There must have been a sale on azaleas and boxwoods in the 80’s that landscape companies just flocked to. Most of the varieties installed are too large, a safety issue, blocking windows, and need to be removed. Greensboro, NC is blessed to be in Zone 7, in English, many plant varieties are available.
What do these foundation plantings look like after the azalea shrubs have finished blooming? They look like every other home planted with only boxwoods and azaleas, ordinary and outdated. Think about adding other plants to provide interest all through the year. A new azalea called “Encore” is compact in size and blooms twice a year, yes 2 times, summer and fall. The colors are fabulous too. Red, salmon, white, peach, pink, purple, and magenta. Some varieties have strips, speckles or semi-double blooms (a fuller flower). Below is “Autumn Sweetheart” Encore Azalea. It is touched with white and pink growing 4 feet by 4 feet blooming in spring and autumn.
If you have azaleas and boxwoods growing, the area most likely receives shade. Good foundation plants also loving these conditions are aucuba, pieris, gardenia, laurels, dwarf hollies, leucothoe, and nandinas. The typical rule is incorporating 75% evergreen (green for 365 days) in your front foundation plantings. The side of the home facing the public road is visible throughout the year and needs to be interesting for all seasons.

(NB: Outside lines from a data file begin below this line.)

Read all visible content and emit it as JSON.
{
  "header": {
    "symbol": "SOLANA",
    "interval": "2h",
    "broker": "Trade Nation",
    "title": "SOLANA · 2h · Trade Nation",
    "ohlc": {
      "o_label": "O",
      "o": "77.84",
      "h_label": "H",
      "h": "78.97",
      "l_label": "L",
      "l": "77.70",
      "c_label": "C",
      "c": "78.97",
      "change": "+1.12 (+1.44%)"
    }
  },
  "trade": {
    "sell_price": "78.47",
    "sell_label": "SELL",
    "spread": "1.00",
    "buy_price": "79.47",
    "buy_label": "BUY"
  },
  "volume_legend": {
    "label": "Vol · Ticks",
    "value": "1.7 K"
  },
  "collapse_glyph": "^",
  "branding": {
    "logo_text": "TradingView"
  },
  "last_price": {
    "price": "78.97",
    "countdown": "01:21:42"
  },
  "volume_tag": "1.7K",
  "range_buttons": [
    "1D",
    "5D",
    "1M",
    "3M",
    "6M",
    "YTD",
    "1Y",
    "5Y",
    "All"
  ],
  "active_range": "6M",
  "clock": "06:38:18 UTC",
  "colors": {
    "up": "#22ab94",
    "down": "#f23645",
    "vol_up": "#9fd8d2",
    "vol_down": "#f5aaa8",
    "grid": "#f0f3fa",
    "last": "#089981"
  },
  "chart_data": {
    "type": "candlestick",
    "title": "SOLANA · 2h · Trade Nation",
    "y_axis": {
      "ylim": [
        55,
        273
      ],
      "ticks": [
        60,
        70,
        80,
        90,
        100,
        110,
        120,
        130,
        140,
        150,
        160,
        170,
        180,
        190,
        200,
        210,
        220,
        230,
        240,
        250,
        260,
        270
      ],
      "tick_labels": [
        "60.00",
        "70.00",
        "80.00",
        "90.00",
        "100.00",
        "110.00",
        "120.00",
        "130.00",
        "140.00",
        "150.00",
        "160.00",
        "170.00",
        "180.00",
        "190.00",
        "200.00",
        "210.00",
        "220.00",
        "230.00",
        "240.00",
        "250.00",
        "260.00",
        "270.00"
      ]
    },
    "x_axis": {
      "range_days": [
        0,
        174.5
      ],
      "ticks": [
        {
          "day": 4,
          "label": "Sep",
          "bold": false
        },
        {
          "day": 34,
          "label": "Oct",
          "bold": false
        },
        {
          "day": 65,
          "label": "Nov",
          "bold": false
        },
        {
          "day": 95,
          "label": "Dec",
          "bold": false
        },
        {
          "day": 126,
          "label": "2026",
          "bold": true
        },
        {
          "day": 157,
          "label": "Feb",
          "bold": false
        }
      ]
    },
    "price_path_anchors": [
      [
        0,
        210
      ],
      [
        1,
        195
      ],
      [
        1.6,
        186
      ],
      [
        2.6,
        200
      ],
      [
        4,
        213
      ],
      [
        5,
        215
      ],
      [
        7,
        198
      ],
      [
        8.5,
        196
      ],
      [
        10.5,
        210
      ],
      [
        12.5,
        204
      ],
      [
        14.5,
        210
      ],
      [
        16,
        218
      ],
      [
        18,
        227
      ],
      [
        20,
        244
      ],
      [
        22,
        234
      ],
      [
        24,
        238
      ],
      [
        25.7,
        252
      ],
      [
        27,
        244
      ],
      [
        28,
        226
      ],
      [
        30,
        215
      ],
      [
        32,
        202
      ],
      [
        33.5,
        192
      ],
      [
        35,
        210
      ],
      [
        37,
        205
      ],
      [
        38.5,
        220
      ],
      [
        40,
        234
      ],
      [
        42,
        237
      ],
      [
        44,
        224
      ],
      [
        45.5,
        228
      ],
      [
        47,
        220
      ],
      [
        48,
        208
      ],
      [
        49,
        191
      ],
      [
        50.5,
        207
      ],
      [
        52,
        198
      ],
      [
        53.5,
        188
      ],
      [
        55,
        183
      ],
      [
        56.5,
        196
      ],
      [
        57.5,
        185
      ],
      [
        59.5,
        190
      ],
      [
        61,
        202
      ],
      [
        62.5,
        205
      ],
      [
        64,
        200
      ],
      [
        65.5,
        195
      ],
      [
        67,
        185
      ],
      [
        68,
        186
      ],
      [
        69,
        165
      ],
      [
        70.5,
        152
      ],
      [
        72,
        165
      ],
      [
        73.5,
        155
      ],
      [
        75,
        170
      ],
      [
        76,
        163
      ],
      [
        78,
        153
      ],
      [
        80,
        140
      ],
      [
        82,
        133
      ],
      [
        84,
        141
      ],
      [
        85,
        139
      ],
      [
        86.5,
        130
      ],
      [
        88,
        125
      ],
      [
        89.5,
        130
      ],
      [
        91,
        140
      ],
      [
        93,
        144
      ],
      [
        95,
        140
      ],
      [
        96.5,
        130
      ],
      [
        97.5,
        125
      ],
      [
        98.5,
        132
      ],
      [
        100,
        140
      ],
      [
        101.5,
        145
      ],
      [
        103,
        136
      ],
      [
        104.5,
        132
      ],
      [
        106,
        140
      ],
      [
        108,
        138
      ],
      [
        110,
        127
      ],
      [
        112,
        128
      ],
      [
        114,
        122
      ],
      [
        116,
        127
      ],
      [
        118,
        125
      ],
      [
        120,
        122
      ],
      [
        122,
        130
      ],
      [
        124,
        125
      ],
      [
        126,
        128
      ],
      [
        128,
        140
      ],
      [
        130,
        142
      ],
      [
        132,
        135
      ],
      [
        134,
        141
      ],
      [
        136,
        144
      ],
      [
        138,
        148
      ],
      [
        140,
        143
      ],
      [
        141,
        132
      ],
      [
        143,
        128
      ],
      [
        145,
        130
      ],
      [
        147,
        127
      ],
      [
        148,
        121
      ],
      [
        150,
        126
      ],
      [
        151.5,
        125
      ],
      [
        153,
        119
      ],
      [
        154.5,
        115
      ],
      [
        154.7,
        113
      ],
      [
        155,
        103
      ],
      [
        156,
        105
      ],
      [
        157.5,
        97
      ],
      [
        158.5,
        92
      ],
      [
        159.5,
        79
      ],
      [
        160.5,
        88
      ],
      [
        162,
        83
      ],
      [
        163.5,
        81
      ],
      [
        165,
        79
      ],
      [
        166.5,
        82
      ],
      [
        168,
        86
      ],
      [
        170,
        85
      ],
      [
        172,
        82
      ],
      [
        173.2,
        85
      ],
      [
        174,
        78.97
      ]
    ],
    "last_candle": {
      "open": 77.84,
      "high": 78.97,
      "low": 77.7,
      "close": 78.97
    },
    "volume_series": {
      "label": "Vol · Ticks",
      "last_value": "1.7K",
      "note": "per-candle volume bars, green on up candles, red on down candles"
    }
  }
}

The home below is beautifully landscaped. There are taller, evergreen plants where height is needed. There is variety among the plant choices. Plant material is low and very inviting or safe. 75% or more of the plant material is evergreen. A deciduous tree is planted in the correct location. One thing I would change is the size of plant bed at the steps entering from the walkway. This is an area to create a splash of color and interest.
I am praying everyday for rain and hoping Greensboro’s water supply will be plentiful again.